Congress Square Plan to Add to Downtown’s Makeover

Posted April 10, 2015 by Lindsey Day in Downtown Boston
Congress Square

A new plan from Related Beal proposes to turn a few bland office buildings near Faneuil Hall into a vibrant commercial complex offering a mix of boutiques, restaurants, residential apartments, and hotels. With DTX pretty much transformed completely from what it once was, this could be the next neighborhood to revitalize as Boston evolves. The one-acre project encompasses a stretch of Water, Devonshire, and Congress streets and has been termed Congress Square.

The Making of Congress Square
Related Beal has held these properties since December 2013, but the former owner Fidelity did not move out until late 2014. Now, the Congress Square/Quaker Lane renovation project can really get back on track and the area once reserved for banks can be transformed into something that all Bostonians can enjoy. Acknowledging the delays, downtown Boston BID President Rosemarie Sansone said, “We still have a ways to go, but the transformation people have been waiting for is finally happening.”

Right now, Related Beal is seeking development permits for all of the buildings, but may outsource some redevelopment to other service providers. Fidelity’s old Water Street compound is going to be transformed and rented to other business while the Congress Street property will become another boutique apartment complex. Two new buildings are also going up on Congress Street.

The Devonshire Street property, currently a parking lot, will be made over into a 13-story boutique hotel. Heads up, guys – that’s an unlucky number!

When complete, each of these buildings will have a large glass-front shop on the ground floor, opening right up onto Quaker Lane. “These buildings and this location present us with the opportunity to . . . create a real destination,” Related Beal’s executive Vice President Stephen Faber said.

Faneuil Hall Foot Traffic

Faneuil Hall Foot Traffic

Quaker Lane’s Makeover
Right now, Quaker Lane is a quiet downtown thoroughfare that, aside from connecting Washington and Congress Streets, doesn’t really do much. Related Beal’s project filing documents state as much, noting that, “Quaker Lane will be transformed from an under-utilized service way into an exceptional pedestrian experience, lined with boutiques, cafes and restaurants, nightlife attractions and distinct retail venues.”

The redevelopment project would add restaurants, shops, and other draws and really help to blend the Post Office Square area with the evolving Faneuil Hall area. In keeping with the sort of colonial charm preservationists love about Boston, Quaker Lane would even be redone in cobblestone pavers and become a pedestrian-only zone with outdoor seating areas and overhead lighting.

When all is said and done, the redevelopment will make the area a 24-hour destination instead of just a 9-to-5 part of town. The end result will be another vibrant mixed-use experiment that caters to the needs of residents and business owners while maintaining an open and airy feel. An artists’ rendering of the converted Quaker Lane certainly looks exciting.

Related Beal plans to start work in the area in the fall of 2015, and hopes to have it complete by 2017. We know that delays can arise, but we think the project overall will complement the rest of downtown Boston’s redevelopment and make the city even more of a draw for travelers, commuters, and residents alike!
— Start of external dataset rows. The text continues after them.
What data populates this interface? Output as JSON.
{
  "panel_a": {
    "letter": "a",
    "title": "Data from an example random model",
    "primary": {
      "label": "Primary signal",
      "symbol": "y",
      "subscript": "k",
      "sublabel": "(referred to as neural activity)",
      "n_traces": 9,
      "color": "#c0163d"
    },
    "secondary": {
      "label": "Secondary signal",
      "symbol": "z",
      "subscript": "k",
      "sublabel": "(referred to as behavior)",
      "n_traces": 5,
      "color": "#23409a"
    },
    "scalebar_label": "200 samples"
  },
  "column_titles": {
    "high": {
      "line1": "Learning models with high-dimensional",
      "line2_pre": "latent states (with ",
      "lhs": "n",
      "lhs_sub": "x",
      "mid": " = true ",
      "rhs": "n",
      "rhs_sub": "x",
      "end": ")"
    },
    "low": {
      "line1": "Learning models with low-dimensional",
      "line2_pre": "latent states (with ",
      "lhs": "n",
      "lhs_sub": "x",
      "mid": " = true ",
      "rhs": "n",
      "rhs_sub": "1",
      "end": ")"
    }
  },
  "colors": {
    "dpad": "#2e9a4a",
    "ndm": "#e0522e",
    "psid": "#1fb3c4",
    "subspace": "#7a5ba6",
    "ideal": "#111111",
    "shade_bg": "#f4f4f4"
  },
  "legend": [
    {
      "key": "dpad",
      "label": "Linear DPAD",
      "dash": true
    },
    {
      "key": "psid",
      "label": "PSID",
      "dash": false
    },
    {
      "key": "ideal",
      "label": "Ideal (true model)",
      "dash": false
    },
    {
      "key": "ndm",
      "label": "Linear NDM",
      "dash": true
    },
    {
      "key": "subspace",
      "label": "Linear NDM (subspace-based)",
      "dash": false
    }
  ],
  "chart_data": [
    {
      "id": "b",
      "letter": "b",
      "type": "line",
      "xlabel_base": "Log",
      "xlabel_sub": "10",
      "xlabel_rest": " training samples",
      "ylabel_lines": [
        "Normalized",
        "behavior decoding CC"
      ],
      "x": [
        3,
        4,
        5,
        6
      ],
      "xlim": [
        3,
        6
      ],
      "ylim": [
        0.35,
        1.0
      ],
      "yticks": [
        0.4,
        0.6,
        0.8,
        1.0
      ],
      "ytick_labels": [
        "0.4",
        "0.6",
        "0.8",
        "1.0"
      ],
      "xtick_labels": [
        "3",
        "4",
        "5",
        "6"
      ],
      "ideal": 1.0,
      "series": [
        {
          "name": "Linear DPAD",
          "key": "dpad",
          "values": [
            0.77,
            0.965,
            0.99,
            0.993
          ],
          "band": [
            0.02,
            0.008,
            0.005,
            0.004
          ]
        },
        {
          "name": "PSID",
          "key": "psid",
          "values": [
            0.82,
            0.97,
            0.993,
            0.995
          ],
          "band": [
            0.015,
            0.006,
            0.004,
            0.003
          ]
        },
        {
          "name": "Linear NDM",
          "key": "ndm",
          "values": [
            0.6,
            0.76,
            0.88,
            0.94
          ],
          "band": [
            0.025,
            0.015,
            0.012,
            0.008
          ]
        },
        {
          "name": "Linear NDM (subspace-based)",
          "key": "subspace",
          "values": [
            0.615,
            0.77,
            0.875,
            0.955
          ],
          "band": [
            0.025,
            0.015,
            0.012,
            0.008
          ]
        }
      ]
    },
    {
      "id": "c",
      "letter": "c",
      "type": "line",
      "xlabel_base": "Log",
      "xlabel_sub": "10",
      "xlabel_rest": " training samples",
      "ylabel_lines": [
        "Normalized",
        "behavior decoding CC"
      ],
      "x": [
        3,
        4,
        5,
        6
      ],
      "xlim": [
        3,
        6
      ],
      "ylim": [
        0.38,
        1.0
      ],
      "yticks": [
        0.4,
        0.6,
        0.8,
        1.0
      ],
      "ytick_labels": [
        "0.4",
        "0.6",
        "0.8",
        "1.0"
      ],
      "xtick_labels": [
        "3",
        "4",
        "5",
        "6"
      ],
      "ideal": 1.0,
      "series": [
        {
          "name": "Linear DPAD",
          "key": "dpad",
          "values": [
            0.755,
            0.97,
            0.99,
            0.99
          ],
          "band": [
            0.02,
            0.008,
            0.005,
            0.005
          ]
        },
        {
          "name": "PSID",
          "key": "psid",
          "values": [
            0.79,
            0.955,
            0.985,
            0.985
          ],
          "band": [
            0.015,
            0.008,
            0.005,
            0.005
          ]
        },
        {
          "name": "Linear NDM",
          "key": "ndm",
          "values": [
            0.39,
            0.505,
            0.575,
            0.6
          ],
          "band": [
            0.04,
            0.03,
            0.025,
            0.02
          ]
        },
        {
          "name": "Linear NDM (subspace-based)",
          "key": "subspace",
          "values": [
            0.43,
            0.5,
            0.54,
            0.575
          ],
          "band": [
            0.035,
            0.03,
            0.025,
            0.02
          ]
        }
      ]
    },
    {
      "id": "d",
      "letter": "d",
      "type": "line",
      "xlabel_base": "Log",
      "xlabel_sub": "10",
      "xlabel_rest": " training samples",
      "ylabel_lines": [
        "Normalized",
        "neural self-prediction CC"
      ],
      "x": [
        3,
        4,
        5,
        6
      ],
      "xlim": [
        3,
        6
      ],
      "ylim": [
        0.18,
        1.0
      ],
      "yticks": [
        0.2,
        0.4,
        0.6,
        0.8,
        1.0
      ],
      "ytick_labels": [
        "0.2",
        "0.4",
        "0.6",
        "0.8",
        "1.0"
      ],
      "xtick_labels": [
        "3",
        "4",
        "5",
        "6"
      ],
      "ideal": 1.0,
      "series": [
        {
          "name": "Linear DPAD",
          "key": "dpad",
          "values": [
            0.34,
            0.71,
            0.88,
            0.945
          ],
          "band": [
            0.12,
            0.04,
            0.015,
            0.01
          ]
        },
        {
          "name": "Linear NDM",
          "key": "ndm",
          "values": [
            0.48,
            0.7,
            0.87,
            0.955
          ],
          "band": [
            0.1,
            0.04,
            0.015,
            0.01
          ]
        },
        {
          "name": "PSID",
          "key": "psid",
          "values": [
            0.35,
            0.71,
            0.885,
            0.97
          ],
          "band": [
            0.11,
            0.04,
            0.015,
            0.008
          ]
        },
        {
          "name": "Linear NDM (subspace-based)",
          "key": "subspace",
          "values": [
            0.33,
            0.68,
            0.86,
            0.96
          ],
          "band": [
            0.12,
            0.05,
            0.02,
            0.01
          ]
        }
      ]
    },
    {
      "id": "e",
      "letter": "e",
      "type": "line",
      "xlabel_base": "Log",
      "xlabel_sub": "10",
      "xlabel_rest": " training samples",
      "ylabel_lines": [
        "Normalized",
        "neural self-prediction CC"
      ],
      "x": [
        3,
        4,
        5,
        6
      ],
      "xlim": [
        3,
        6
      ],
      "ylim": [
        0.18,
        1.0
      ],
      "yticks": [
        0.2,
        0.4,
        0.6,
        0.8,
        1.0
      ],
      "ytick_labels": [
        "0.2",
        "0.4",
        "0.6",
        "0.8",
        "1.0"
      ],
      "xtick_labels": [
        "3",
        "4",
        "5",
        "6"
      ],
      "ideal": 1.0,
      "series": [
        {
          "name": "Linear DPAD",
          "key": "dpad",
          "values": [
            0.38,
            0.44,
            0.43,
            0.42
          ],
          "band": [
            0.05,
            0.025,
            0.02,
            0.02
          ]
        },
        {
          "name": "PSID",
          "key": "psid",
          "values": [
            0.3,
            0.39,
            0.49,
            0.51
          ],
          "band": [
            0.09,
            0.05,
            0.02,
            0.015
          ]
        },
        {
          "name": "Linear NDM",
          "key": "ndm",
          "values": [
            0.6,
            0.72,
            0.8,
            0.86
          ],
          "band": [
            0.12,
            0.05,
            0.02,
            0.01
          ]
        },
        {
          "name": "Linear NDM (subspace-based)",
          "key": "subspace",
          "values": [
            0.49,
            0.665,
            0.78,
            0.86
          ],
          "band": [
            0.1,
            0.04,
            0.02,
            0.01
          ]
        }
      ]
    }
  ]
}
If you’ve steered clear of Faneuil Hall unless relatives from out of town came to visit you, this redevelopment project just might change how you feel about the area as it provides travelers, tourists, students, and downtown Boston residents with more reasons to spend time in the area. This exciting redevelopment project is certainly something to keep track of – and we’ll update you on the project’s progress as things continue to evolve.